Ho comprato questo libro un paio di anni fa, quando già il tarlo di navigare fino al Bosforo mi rodeva dentro; preso e messo là, tra i tanti libri in attesa di essere letti. La lettura sorprende per la freschezza, lo stile molto informale, decisamente inconsueto per l’epoca, ed è anche molto interessante anche dal punto di vista del navigante: sebbene  Zena non sia un marinaio esperto, il suo resoconto delle giornate di bonaccia o di burrasca, l’elenco delle difficoltà e dei disagi patiti, le scelte di rotta effettuate, sono valide ancora oggi, 140 anni dopo. 140 anni, impressionante! La Turchia moderna di Ataturk era di là da venire, ben dieci lustri dopo, e il pascià ottomano regnava e si sollazzava nel suo harem, protetto dai giannizzeri nel suo palazzo bianco sulle rive del lato europeo della città.

140 anni dopo Remigio Zena, che in realtà si chiamava Gaspare Invrea ed assunse questo pseudonimo per questa ed altre sue pubblicazioni, eccomi qua, con una barca di dimensioni analoghe ma sicuramente attrezzata in modo più confortevole, pronto, o quasi, a salpare per la medesima destinazione.
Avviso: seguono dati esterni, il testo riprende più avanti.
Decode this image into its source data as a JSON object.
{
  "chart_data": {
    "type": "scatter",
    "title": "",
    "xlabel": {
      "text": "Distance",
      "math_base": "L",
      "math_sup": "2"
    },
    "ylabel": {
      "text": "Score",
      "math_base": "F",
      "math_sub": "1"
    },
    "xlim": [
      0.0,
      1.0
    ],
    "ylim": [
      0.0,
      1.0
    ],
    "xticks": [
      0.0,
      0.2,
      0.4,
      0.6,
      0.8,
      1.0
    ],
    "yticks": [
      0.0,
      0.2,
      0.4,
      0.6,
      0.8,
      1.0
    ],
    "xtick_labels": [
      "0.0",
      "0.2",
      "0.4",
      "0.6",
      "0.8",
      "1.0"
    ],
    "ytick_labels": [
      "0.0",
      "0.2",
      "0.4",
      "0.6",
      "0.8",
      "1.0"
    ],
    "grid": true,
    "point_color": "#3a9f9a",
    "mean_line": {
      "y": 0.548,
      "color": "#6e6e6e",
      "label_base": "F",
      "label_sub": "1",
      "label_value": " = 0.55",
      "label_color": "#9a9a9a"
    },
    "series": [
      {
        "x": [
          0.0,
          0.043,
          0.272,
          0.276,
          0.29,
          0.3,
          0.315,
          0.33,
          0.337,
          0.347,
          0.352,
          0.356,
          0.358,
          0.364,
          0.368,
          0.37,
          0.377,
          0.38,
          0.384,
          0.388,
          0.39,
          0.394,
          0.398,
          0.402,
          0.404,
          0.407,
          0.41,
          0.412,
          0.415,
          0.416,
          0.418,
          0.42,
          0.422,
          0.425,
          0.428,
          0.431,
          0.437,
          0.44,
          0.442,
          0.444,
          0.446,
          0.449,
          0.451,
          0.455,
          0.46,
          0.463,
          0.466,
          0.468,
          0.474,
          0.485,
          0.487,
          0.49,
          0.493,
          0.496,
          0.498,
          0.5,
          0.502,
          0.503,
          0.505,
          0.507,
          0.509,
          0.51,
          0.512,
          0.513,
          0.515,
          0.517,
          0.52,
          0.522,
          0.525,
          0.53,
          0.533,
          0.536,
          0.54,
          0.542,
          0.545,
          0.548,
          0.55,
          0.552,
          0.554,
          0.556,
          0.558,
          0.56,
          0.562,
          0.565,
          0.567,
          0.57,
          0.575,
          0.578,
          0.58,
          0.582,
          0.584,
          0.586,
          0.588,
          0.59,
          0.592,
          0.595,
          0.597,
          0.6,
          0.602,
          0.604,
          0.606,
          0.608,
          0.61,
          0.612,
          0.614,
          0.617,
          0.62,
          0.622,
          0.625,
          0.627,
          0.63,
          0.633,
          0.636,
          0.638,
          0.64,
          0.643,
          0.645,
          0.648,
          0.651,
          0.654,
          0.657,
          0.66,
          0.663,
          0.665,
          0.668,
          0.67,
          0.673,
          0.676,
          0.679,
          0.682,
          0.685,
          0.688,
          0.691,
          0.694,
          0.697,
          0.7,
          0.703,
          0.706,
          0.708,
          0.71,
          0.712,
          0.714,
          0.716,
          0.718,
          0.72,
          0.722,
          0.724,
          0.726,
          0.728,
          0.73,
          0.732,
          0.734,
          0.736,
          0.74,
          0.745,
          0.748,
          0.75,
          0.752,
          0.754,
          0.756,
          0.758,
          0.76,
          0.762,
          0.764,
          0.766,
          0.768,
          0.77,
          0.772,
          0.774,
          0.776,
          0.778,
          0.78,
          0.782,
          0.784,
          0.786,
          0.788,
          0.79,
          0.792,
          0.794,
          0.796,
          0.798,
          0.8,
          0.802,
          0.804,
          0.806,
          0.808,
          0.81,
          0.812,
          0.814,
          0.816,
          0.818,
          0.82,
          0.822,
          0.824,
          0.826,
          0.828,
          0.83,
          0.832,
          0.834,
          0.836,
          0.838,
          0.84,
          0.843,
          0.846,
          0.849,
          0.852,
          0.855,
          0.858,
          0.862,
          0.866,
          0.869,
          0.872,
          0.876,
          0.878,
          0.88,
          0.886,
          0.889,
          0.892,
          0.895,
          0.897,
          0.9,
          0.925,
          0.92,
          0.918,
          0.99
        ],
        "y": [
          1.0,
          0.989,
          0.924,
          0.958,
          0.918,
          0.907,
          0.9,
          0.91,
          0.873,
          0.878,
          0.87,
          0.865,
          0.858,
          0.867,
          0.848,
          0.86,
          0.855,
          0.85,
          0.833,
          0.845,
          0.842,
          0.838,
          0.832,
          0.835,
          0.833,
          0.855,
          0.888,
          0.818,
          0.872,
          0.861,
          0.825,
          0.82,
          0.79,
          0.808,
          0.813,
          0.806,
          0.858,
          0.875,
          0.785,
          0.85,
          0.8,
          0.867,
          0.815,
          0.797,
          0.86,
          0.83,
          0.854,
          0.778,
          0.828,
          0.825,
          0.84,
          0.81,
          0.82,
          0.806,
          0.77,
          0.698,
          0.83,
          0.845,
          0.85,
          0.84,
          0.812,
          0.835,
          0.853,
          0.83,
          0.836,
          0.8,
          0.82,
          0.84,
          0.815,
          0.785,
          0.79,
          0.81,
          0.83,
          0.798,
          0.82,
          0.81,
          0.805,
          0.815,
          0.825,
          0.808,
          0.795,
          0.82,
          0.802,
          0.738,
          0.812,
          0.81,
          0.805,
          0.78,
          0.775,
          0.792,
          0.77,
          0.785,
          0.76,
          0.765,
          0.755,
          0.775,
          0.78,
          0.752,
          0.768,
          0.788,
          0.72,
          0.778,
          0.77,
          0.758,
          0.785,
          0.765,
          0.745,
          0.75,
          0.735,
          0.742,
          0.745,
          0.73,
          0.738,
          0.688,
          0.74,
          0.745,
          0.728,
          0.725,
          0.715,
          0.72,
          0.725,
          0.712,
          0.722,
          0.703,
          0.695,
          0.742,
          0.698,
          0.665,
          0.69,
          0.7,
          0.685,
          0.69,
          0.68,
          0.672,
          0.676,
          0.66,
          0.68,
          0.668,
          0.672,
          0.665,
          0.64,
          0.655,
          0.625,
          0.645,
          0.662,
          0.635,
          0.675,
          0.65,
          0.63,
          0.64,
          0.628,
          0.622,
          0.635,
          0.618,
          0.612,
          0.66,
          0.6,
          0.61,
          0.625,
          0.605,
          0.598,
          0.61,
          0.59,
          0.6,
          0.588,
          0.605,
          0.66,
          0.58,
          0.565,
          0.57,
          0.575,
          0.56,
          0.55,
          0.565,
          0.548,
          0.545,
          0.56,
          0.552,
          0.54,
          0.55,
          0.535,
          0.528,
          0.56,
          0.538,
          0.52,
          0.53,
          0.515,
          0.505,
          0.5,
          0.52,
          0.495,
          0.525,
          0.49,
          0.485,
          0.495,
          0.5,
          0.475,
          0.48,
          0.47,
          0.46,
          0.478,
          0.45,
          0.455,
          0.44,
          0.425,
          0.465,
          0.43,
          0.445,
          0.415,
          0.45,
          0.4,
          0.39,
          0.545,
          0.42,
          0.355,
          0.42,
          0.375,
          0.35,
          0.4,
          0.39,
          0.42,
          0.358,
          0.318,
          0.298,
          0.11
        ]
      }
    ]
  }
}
Porterò con me questo libro, ovviamente non solo questo, sicuro che ne sfoglierò di nuovo le pagine durante le settimane di navigazione. Troverò un mondo
diverso, ma il vento che gonfierà le mie vele sara lo stesso ed il mare, ne sono certo, mi riempirà come sempre il
cuore di gioia.

Working hard

Sto workando hard, molto hard, anzi mi sto facendo proprio un work grosso così. Ma da un paio di giorni vacillo, attorniato come sono da mille difficoltà e con solo due braccia ed una testa per affrontarle. Non demordo, ci mancherebbe, ma quant’è dura perseguire tenacemente i propri sogni, senza quasi il tempo per cenare o fare una doccia, con un solo, unico, irrinunciabile obiettivo: partire.

Il motore della vela

Accarezzato da un inaspettato tepore primaverile, mentre in città partiva il solito sgrullone di mezzodì, ho terminato il tagliando al motore. Cambiati i filtri nafta e olio. Smontato e pulito a fondo il prefiltro Racor compresa sostituzione del filtro interno in carta. Cambiato l’olio motore. Cambiato l’olio al piede. Queste due operazioni hano determinato un certo inzaccheramento della sentia, poi accuratamente lavata con acqua dolce e sapone. Pulito il filtro dell’aria. Sostituita la girante. Serrate tutte le fascette (ammazza quante sono!).
Ma perchè hanno il motore se sono barche a vela?